L’operazione e il salvataggio
La vicenda prende avvio dopo la decisione dell’azionista di controllo, il gruppo cinese Rifa (acquirente di Mcm nel 2014), di avviare la società verso la cessazione dell’attività. Dopo la presentazione di un piano industriale e l’accesso a una procedura negoziata, l’intervento di Vigel, che stava seguendo il dossier dallo scorso settembre, ha posto le condizioni per il trasferimento e il rilancio.
Fabrizio Pesce ha spiegato:
“In questa azienda che conosciamo da tempo troviamo valore e tecnologia. Entro marzo presenteremo il nuovo piano industriale ma già ora possiamo dire che questa integrazione è importante, perché ci permette l’inserimento in settori chiave in cui ad oggi non siamo presenti, in primis aerospazio ed energia, ambiti in cui i tempi di qualificazione di un fornitore sono dilatati. Le sinergie sono interessanti anche in termini di mercati: loro sono forti in Europa, noi in Asia e Nordamerica.”
Dettagli dell’accordo
L’intesa, formalizzata con il trasferimento del ramo d’azienda, prevede il mantenimento della totalità dei circa 230 addetti di Mcm. L’integrazione inserisce queste risorse in un gruppo più strutturato, con oltre 500 dipendenti e ricavi consolidati ampiamente superiori ai 100 milioni di euro.
Le dimensioni combinate dovrebbero collocare il gruppo tra i principali operatori nazionali nel segmento dei centri di lavoro, rafforzando capacità produttive, commerciali e di servizio postvendita.
Fabrizio Pesce ha aggiunto:
“I nostri centri di lavoro sono dedicati in particolare al settore dell’auto, ma di recente abbiamo diversificato l’offerta, inserendo nuove tecnologie di gigacasting al servizio dei produttori di auto elettriche, tra cui Tesla, e una nuova linea di prodotto acquisita da Dmg Mori. Con Mcm, che vanta un robusto portafoglio ordini di oltre 70 milioni di euro, possiamo crescere anche in altri ambiti, puntando in prima battuta ad arrivare a ricavi complessivi per 140-150 milioni.”
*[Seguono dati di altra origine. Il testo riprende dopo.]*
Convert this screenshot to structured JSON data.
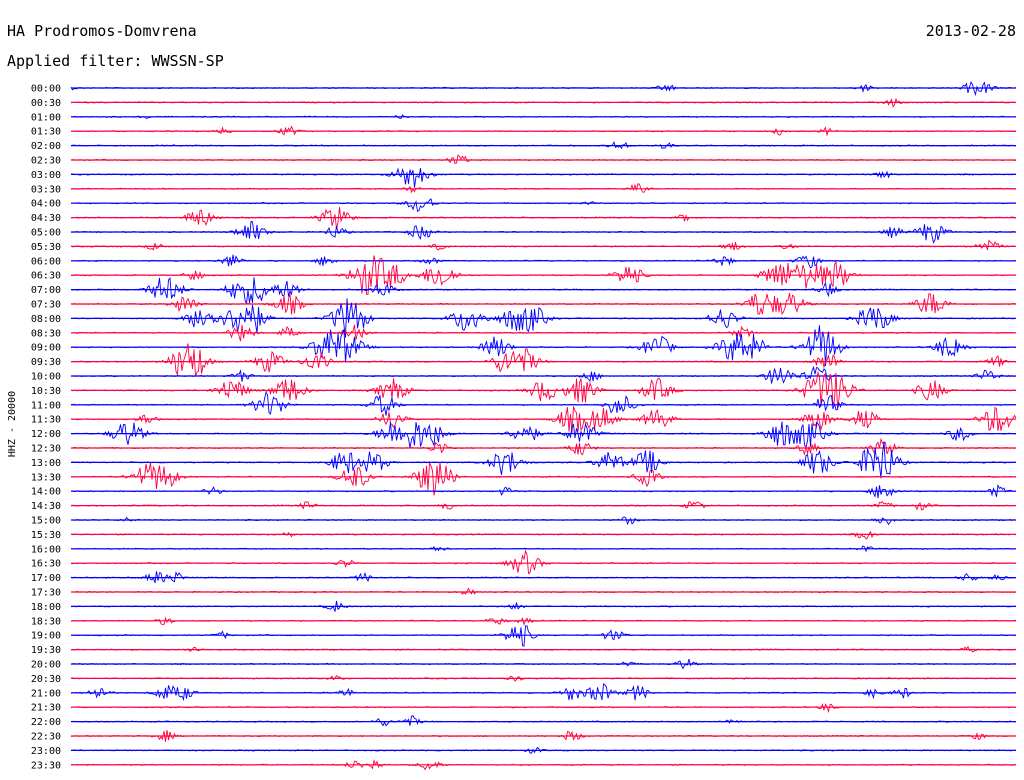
{
  "header": {
    "station": "HA Prodromos-Domvrena",
    "filter": "Applied filter: WWSSN-SP",
    "date": "2013-02-28"
  },
  "chart_data": {
    "type": "line",
    "title": "HA Prodromos-Domvrena",
    "subtitle": "Applied filter: WWSSN-SP",
    "date": "2013-02-28",
    "ylabel": "HHZ - 20000",
    "colors": [
      "#0000ff",
      "#ff0040"
    ],
    "rows": [
      {
        "label": "00:00",
        "events": [
          [
            0,
            0.25
          ],
          [
            0.63,
            0.8
          ],
          [
            0.84,
            0.6
          ],
          [
            0.955,
            1.2
          ],
          [
            0.97,
            0.8
          ]
        ]
      },
      {
        "label": "00:30",
        "events": [
          [
            0.87,
            0.7
          ]
        ]
      },
      {
        "label": "01:00",
        "events": [
          [
            0.08,
            0.3
          ],
          [
            0.35,
            0.25
          ]
        ]
      },
      {
        "label": "01:30",
        "events": [
          [
            0.16,
            0.6
          ],
          [
            0.23,
            0.9
          ],
          [
            0.75,
            0.6
          ],
          [
            0.8,
            0.6
          ]
        ]
      },
      {
        "label": "02:00",
        "events": [
          [
            0.58,
            0.9
          ],
          [
            0.63,
            0.6
          ]
        ]
      },
      {
        "label": "02:30",
        "events": [
          [
            0.41,
            1.0
          ]
        ]
      },
      {
        "label": "03:00",
        "events": [
          [
            0.36,
            2.5
          ],
          [
            0.86,
            0.7
          ]
        ]
      },
      {
        "label": "03:30",
        "events": [
          [
            0.36,
            0.6
          ],
          [
            0.6,
            1.0
          ]
        ]
      },
      {
        "label": "04:00",
        "events": [
          [
            0.37,
            1.8
          ],
          [
            0.55,
            0.3
          ]
        ]
      },
      {
        "label": "04:30",
        "events": [
          [
            0.13,
            1.0
          ],
          [
            0.14,
            1.3
          ],
          [
            0.28,
            2.2
          ],
          [
            0.65,
            0.7
          ]
        ]
      },
      {
        "label": "05:00",
        "events": [
          [
            0.19,
            2.0
          ],
          [
            0.28,
            1.2
          ],
          [
            0.37,
            1.4
          ],
          [
            0.87,
            1.0
          ],
          [
            0.91,
            2.0
          ]
        ]
      },
      {
        "label": "05:30",
        "events": [
          [
            0.09,
            0.8
          ],
          [
            0.39,
            0.6
          ],
          [
            0.7,
            0.9
          ],
          [
            0.76,
            0.6
          ],
          [
            0.97,
            1.4
          ]
        ]
      },
      {
        "label": "06:00",
        "events": [
          [
            0.17,
            1.2
          ],
          [
            0.27,
            1.0
          ],
          [
            0.38,
            0.8
          ],
          [
            0.69,
            1.0
          ],
          [
            0.78,
            1.4
          ]
        ]
      },
      {
        "label": "06:30",
        "events": [
          [
            0.13,
            1.0
          ],
          [
            0.31,
            2.4
          ],
          [
            0.32,
            2.0
          ],
          [
            0.34,
            2.2
          ],
          [
            0.39,
            2.5
          ],
          [
            0.59,
            2.0
          ],
          [
            0.75,
            2.6
          ],
          [
            0.78,
            2.4
          ],
          [
            0.81,
            2.4
          ]
        ]
      },
      {
        "label": "07:00",
        "events": [
          [
            0.1,
            2.5
          ],
          [
            0.18,
            2.2
          ],
          [
            0.2,
            2.0
          ],
          [
            0.23,
            1.6
          ],
          [
            0.33,
            1.4
          ],
          [
            0.8,
            1.2
          ]
        ]
      },
      {
        "label": "07:30",
        "events": [
          [
            0.12,
            1.6
          ],
          [
            0.23,
            2.0
          ],
          [
            0.73,
            2.4
          ],
          [
            0.76,
            2.2
          ],
          [
            0.91,
            2.2
          ]
        ]
      },
      {
        "label": "08:00",
        "events": [
          [
            0.14,
            2.4
          ],
          [
            0.18,
            2.6
          ],
          [
            0.19,
            2.2
          ],
          [
            0.29,
            2.5
          ],
          [
            0.3,
            2.0
          ],
          [
            0.42,
            2.6
          ],
          [
            0.47,
            2.2
          ],
          [
            0.49,
            2.0
          ],
          [
            0.69,
            2.0
          ],
          [
            0.85,
            2.6
          ]
        ]
      },
      {
        "label": "08:30",
        "events": [
          [
            0.18,
            1.6
          ],
          [
            0.23,
            1.0
          ],
          [
            0.3,
            1.4
          ],
          [
            0.71,
            1.0
          ]
        ]
      },
      {
        "label": "09:00",
        "events": [
          [
            0.27,
            2.4
          ],
          [
            0.29,
            2.8
          ],
          [
            0.45,
            2.0
          ],
          [
            0.62,
            2.2
          ],
          [
            0.7,
            2.4
          ],
          [
            0.72,
            2.2
          ],
          [
            0.79,
            2.6
          ],
          [
            0.8,
            2.0
          ],
          [
            0.93,
            2.2
          ]
        ]
      },
      {
        "label": "09:30",
        "events": [
          [
            0.12,
            2.4
          ],
          [
            0.13,
            2.2
          ],
          [
            0.21,
            2.0
          ],
          [
            0.26,
            1.8
          ],
          [
            0.46,
            2.0
          ],
          [
            0.48,
            2.2
          ],
          [
            0.8,
            1.6
          ],
          [
            0.98,
            1.0
          ]
        ]
      },
      {
        "label": "10:00",
        "events": [
          [
            0.18,
            1.0
          ],
          [
            0.55,
            1.0
          ],
          [
            0.75,
            2.0
          ],
          [
            0.79,
            1.8
          ],
          [
            0.97,
            1.2
          ]
        ]
      },
      {
        "label": "10:30",
        "events": [
          [
            0.17,
            2.2
          ],
          [
            0.23,
            2.4
          ],
          [
            0.34,
            2.2
          ],
          [
            0.5,
            2.0
          ],
          [
            0.54,
            2.4
          ],
          [
            0.62,
            2.2
          ],
          [
            0.79,
            2.6
          ],
          [
            0.81,
            2.8
          ],
          [
            0.91,
            2.0
          ]
        ]
      },
      {
        "label": "11:00",
        "events": [
          [
            0.21,
            2.4
          ],
          [
            0.33,
            2.0
          ],
          [
            0.58,
            2.0
          ],
          [
            0.8,
            1.8
          ]
        ]
      },
      {
        "label": "11:30",
        "events": [
          [
            0.08,
            1.0
          ],
          [
            0.34,
            1.8
          ],
          [
            0.53,
            2.4
          ],
          [
            0.56,
            2.2
          ],
          [
            0.62,
            2.0
          ],
          [
            0.79,
            2.0
          ],
          [
            0.84,
            1.8
          ],
          [
            0.98,
            2.6
          ]
        ]
      },
      {
        "label": "12:00",
        "events": [
          [
            0.06,
            2.4
          ],
          [
            0.34,
            2.2
          ],
          [
            0.36,
            2.0
          ],
          [
            0.38,
            2.4
          ],
          [
            0.48,
            2.0
          ],
          [
            0.54,
            2.2
          ],
          [
            0.75,
            2.4
          ],
          [
            0.78,
            2.6
          ],
          [
            0.94,
            1.4
          ]
        ]
      },
      {
        "label": "12:30",
        "events": [
          [
            0.39,
            1.2
          ],
          [
            0.54,
            1.4
          ],
          [
            0.78,
            1.2
          ],
          [
            0.86,
            1.6
          ]
        ]
      },
      {
        "label": "13:00",
        "events": [
          [
            0.29,
            2.2
          ],
          [
            0.32,
            2.0
          ],
          [
            0.46,
            2.4
          ],
          [
            0.57,
            2.0
          ],
          [
            0.61,
            2.2
          ],
          [
            0.79,
            2.4
          ],
          [
            0.85,
            2.6
          ],
          [
            0.86,
            2.4
          ]
        ]
      },
      {
        "label": "13:30",
        "events": [
          [
            0.08,
            2.2
          ],
          [
            0.1,
            2.0
          ],
          [
            0.3,
            2.2
          ],
          [
            0.38,
            2.4
          ],
          [
            0.39,
            2.2
          ],
          [
            0.61,
            1.6
          ]
        ]
      },
      {
        "label": "14:00",
        "events": [
          [
            0.15,
            0.8
          ],
          [
            0.46,
            0.8
          ],
          [
            0.86,
            1.6
          ],
          [
            0.98,
            1.0
          ]
        ]
      },
      {
        "label": "14:30",
        "events": [
          [
            0.25,
            0.7
          ],
          [
            0.4,
            0.7
          ],
          [
            0.66,
            1.0
          ],
          [
            0.86,
            0.8
          ],
          [
            0.9,
            0.8
          ]
        ]
      },
      {
        "label": "15:00",
        "events": [
          [
            0.06,
            0.4
          ],
          [
            0.59,
            0.8
          ],
          [
            0.86,
            1.0
          ]
        ]
      },
      {
        "label": "15:30",
        "events": [
          [
            0.23,
            0.5
          ],
          [
            0.84,
            0.9
          ]
        ]
      },
      {
        "label": "16:00",
        "events": [
          [
            0.39,
            0.5
          ],
          [
            0.84,
            0.6
          ]
        ]
      },
      {
        "label": "16:30",
        "events": [
          [
            0.29,
            0.8
          ],
          [
            0.48,
            2.2
          ]
        ]
      },
      {
        "label": "17:00",
        "events": [
          [
            0.09,
            1.2
          ],
          [
            0.11,
            1.0
          ],
          [
            0.31,
            0.8
          ],
          [
            0.95,
            0.8
          ],
          [
            0.98,
            0.6
          ]
        ]
      },
      {
        "label": "17:30",
        "events": [
          [
            0.42,
            0.6
          ]
        ]
      },
      {
        "label": "18:00",
        "events": [
          [
            0.28,
            1.0
          ],
          [
            0.47,
            0.7
          ]
        ]
      },
      {
        "label": "18:30",
        "events": [
          [
            0.1,
            0.7
          ],
          [
            0.45,
            0.8
          ],
          [
            0.48,
            0.6
          ]
        ]
      },
      {
        "label": "19:00",
        "events": [
          [
            0.16,
            0.6
          ],
          [
            0.47,
            1.6
          ],
          [
            0.48,
            1.2
          ],
          [
            0.57,
            0.8
          ],
          [
            0.58,
            0.6
          ]
        ]
      },
      {
        "label": "19:30",
        "events": [
          [
            0.13,
            0.6
          ],
          [
            0.95,
            0.5
          ]
        ]
      },
      {
        "label": "20:00",
        "events": [
          [
            0.59,
            0.6
          ],
          [
            0.65,
            1.0
          ]
        ]
      },
      {
        "label": "20:30",
        "events": [
          [
            0.28,
            0.5
          ],
          [
            0.47,
            0.5
          ]
        ]
      },
      {
        "label": "21:00",
        "events": [
          [
            0.03,
            1.2
          ],
          [
            0.1,
            1.4
          ],
          [
            0.12,
            1.2
          ],
          [
            0.29,
            0.8
          ],
          [
            0.53,
            1.4
          ],
          [
            0.56,
            1.8
          ],
          [
            0.6,
            1.4
          ],
          [
            0.85,
            0.8
          ],
          [
            0.88,
            1.0
          ]
        ]
      },
      {
        "label": "21:30",
        "events": [
          [
            0.8,
            0.8
          ]
        ]
      },
      {
        "label": "22:00",
        "events": [
          [
            0.33,
            0.8
          ],
          [
            0.36,
            1.0
          ],
          [
            0.7,
            0.6
          ]
        ]
      },
      {
        "label": "22:30",
        "events": [
          [
            0.1,
            1.0
          ],
          [
            0.53,
            1.0
          ],
          [
            0.96,
            0.6
          ]
        ]
      },
      {
        "label": "23:00",
        "events": [
          [
            0.49,
            0.6
          ]
        ]
      },
      {
        "label": "23:30",
        "events": [
          [
            0.3,
            0.8
          ],
          [
            0.32,
            1.0
          ],
          [
            0.38,
            1.2
          ]
        ]
      }
    ]
  }
}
Strategia industriale e mercati
La transazione è pensata come base per una strategia di diversificazione settoriale e geografica. Mcm porta competenze e quote di mercato consolidate in Europa, mentre Vigel evidenzia una penetrazione più forte in Asia e Nordamerica: una combinazione che può accelerare l’accesso a commesse internazionali.
Nei comparti dell’aerospazio e dell’energia i tempi e i requisiti per la qualificazione dei fornitori sono particolarmente stringenti. L’unione delle capacità produttive, l’investimento in certificazioni e il rafforzamento dell’area engineering sono elementi chiave per competere a livello globale in questi segmenti.
Impatto per il tessuto industriale e prospettive
La costituzione di un gruppo nazionale più grande può avere implicazioni positive sul fronte dell’occupazione, dell’innovazione e della filiera industriale locale. Salvaguardare 230 posti di lavoro è un effetto immediato, ma la sostenibilità dipenderà dalla capacità di trasformare l’integrazione in maggiori volumi di produzione, export e investimenti in ricerca e sviluppo.
A livello istituzionale, operazioni di questo tipo possono richiedere dialogo con il Ministero dello Sviluppo Economico e altre autorità competenti, soprattutto quando coinvolgono settori strategici o rischi occupazionali significativi. Politiche industriali mirate e strumenti di supporto possono favorire il consolidamento di campioni nazionali capaci di competere all’estero.
Nel medio termine, l’obiettivo dichiarato è trasformare l’accorpamento in un volano per crescita organica e per acquisizioni mirate, con l’ambizione di non considerare le dimensioni attuali come traguardo finale ma come base per ulteriori sviluppi.